There is a peculiar occurrence of a Hebrew word which can be spelled in two different ways. This is the word גּו gav, and means “back” as of a human being; it is a masculine noun. It comes from the verb גּאה ga’ah, to rise up, grow up, to be lifted up, be raised up, be exalted, as one becomes or appears high or tall by rising his back. גּו gav has total of eight occurrences in the Tanak: in 1Ki 14:9, Pro 10:13, Pro 19:29, Pro 26:3, Isa 38:17, Isa 50:6, Eze 23:35, and Neh 9:26.

גּו corresponds to another Hebrew word גּב gav with the same meaning, “back”. Actually, this is the same word but spelled with letter bet instead of letter vav. It is a noun masculine or feminine with an occurrence only in Dan 7:6, as we read from the Aramaic section of the book,

After this I looked and saw another, like a leopard, which had on its back four wings of a bird. The beast also had four heads, and rule was given to it. (Dan 7:6)

Note: Daniel 1-7 are written in Aramaic and Daniel speaks in them in the third person (Dan 7:1-2) in a historical narrative. They separate themselves from the following chapters written in Hebrew, in which Daniel speaks in the first person. The other thing that separates Daniel 1-7 from Daniel 8-12 is the absence of the Tetragrammaton (the Name of the Creator) in the Aramaic section of the book. We do not know the reason for this separation, but we can only speculate that the prophet did not want to write down the Set-apart Name of the Creator in a tongue other than Hebrew.

With that being said, we have no evidence to believe that the Hebrew word gav is written in a defective way in Aramaic, but that גּב gav is a variant of גּו. The word גּב gav, “back”, comes from the root verb spelled identically with the meaning to hollow or curve, hence the back as rounded. This same word גּב gav, “back”, appears in the Hebrew text of Eze 10:12 in the description of the heavenly beings cheruvim,

And their entire bodies, and their backs, and their hands, and their wings, and the wheels that the four had, were covered with eyes all around. (Eze 10:12)

Therefore, we conclude that both spellings of the word gav are interchangeable, since they have the same meaning in Hebrew and in Aramaic. From the spellings of gav we see that the vocalizations of vav and bet are also interchangeable.   

Hence, we may conclude that letter vav is vocalized in Hebrew only as [v] since letter bet always vocalizes as either [b] or soft [v], but never waw [w].

It is not in the scope of this article to prove that all languages are corrupted but one: Hebrew.

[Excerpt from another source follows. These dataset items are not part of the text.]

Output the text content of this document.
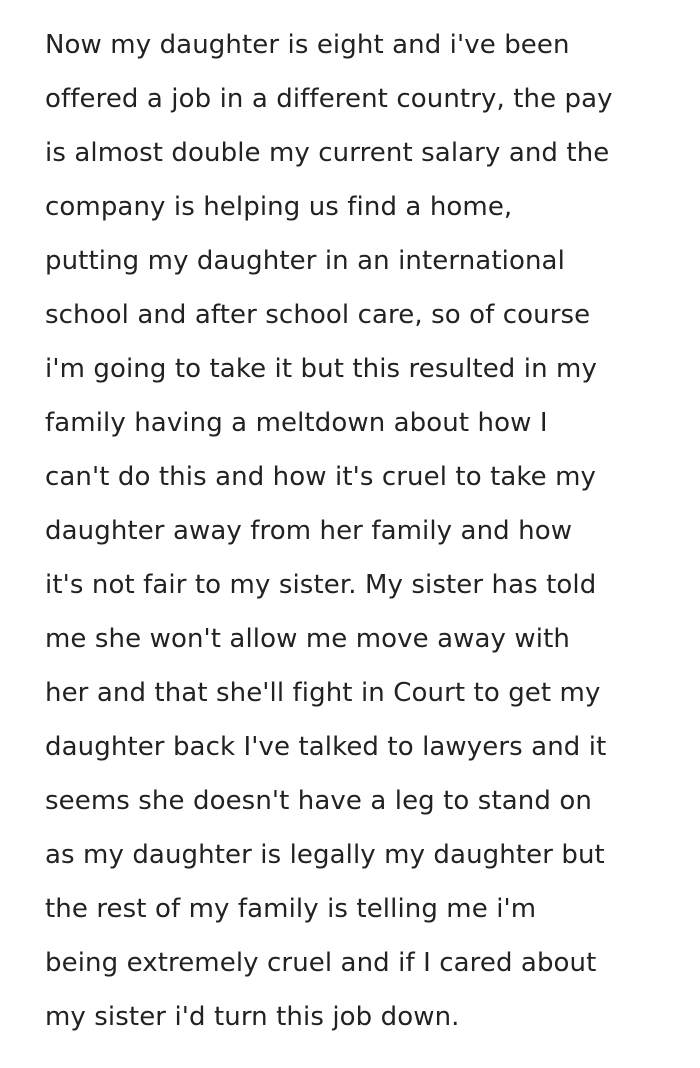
Now my daughter is eight and i've been
offered a job in a different country, the pay
is almost double my current salary and the
company is helping us find a home,
putting my daughter in an international
school and after school care, so of course
i'm going to take it but this resulted in my
family having a meltdown about how I
can't do this and how it's cruel to take my
daughter away from her family and how
it's not fair to my sister. My sister has told
me she won't allow me move away with
her and that she'll fight in Court to get my
daughter back I've talked to lawyers and it
seems she doesn't have a leg to stand on
as my daughter is legally my daughter but
the rest of my family is telling me i'm
being extremely cruel and if I cared about
my sister i'd turn this job down.
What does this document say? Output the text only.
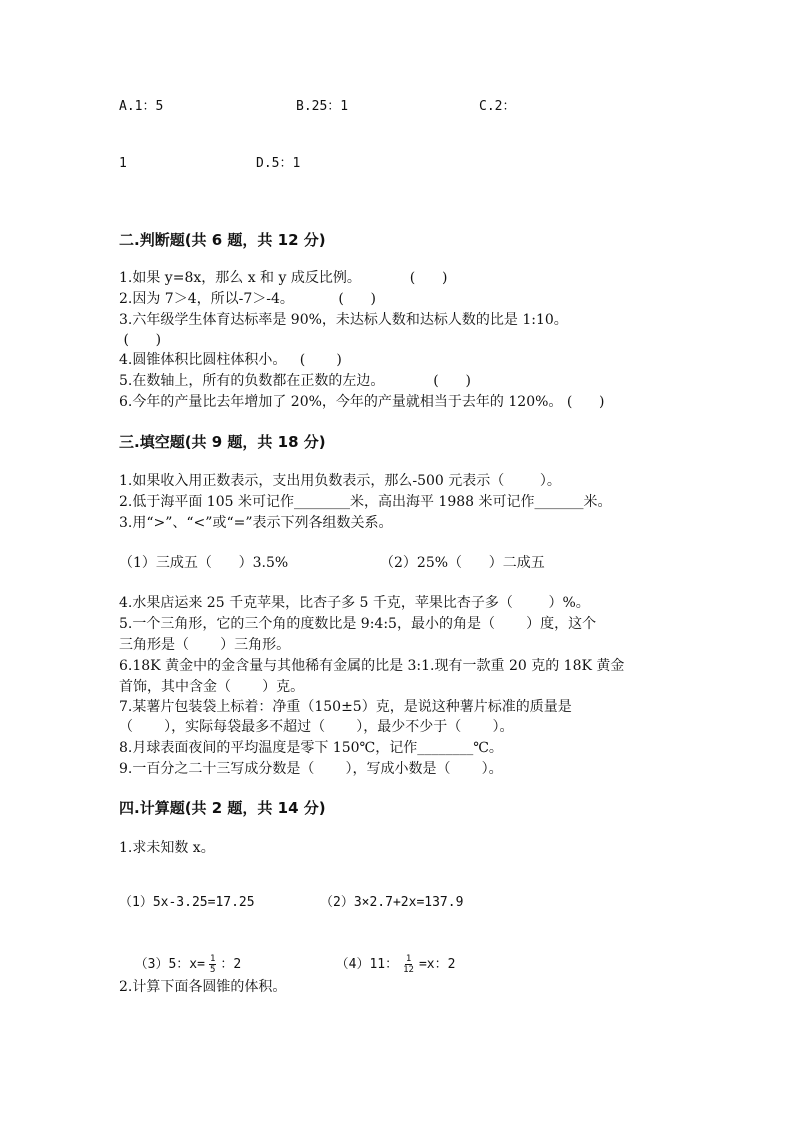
A.1：5	B.25：1	C.2：
1	D.5：1
二.判断题(共 6 题，共 12 分)
1.如果 y=8x，那么 x 和 y 成反比例。           (      )
2.因为 7＞4，所以-7＞-4。          (      )
3.六年级学生体育达标率是 90%，未达标人数和达标人数的比是 1:10。
(      )
4.圆锥体积比圆柱体积小。   (       )
5.在数轴上，所有的负数都在正数的左边。           (      )
6.今年的产量比去年增加了 20%，今年的产量就相当于去年的 120%。 (      )
三.填空题(共 9 题，共 18 分)
1.如果收入用正数表示，支出用负数表示，那么-500 元表示（        ）。
2.低于海平面 105 米可记作________米，高出海平 1988 米可记作_______米。
3.用“>”、“<”或“=”表示下列各组数关系。
（1）三成五（      ）3.5%	（2）25%（      ）二成五
4.水果店运来 25 千克苹果，比杏子多 5 千克，苹果比杏子多（        ）%。
5.一个三角形，它的三个角的度数比是 9:4:5，最小的角是（       ）度，这个
三角形是（       ）三角形。
6.18K 黄金中的金含量与其他稀有金属的比是 3:1.现有一款重 20 克的 18K 黄金
首饰，其中含金（       ）克。
7.某薯片包装袋上标着：净重（150±5）克，是说这种薯片标准的质量是
（       ），实际每袋最多不超过（       ），最少不少于（       ）。
8.月球表面夜间的平均温度是零下 150℃，记作________℃。
9.一百分之二十三写成分数是（       ），写成小数是（       ）。
四.计算题(共 2 题，共 14 分)
1.求未知数 x。
（1）5x-3.25=17.25	（2）3×2.7+2x=137.9

（3）5：$x= \frac{1}{5}$ ：2	（4）11： $\frac{1}{12} =x$：2

2.计算下面各圆锥的体积。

After the confusion of the languages at the tower of Bavel, Hebrew has been preserved as the pure language of the Creation. But, before Bavel the entire mankind at that time spoke one language, Hebrew, which when traced back leads to the language spoken by Adam. This is the language of Creation; this is the language spoken by the Creator, when He literally spoke out the words and the things came into existence.

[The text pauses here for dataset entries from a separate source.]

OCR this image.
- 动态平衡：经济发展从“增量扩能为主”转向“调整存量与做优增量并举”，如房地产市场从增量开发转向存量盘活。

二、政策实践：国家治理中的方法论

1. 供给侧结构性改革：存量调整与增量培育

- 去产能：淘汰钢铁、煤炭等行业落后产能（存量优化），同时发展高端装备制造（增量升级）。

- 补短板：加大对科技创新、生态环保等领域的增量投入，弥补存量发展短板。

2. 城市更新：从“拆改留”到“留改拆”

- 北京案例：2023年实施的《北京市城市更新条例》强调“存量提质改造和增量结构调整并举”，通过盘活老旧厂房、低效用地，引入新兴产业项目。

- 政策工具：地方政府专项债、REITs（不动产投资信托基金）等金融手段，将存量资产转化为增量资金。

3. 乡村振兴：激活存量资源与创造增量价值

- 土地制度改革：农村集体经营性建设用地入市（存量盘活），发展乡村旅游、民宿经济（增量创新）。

How do we know that Hebrew was the language of Creation and all other languages had been corrupted? The answer is simple. All Biblical names starting with Adam through the line of Shem son of Noach have meanings in Hebrew. All other names after the confusion of the languages at Bavel through the lines of Yaphet and Ham sons of Noach have no meanings in Hebrew.

The cousin languages of Hebrew such as Arabic, Aramaic, Acadian and others appear to be corrupted versions of Hebrew, not the other way around as some scholars teach.

Therefore, the correct pronunciation of the Hebrew letter vav is [v], not waw [w] as in Arabic. The influence of the Arabic language into Hebrew (brought in by the Arabic speaking Jewish communities) has made the confusion that the Hebrew letter vav is vocalised as waw [w].

For the importance of the correct vocalization of ו vav in the Creator’s distinctive Name read the article The Hebrew Yehovah vs. the Roman Yahweh.

May we merit seeing the coming of our Mashiach speedily in our days.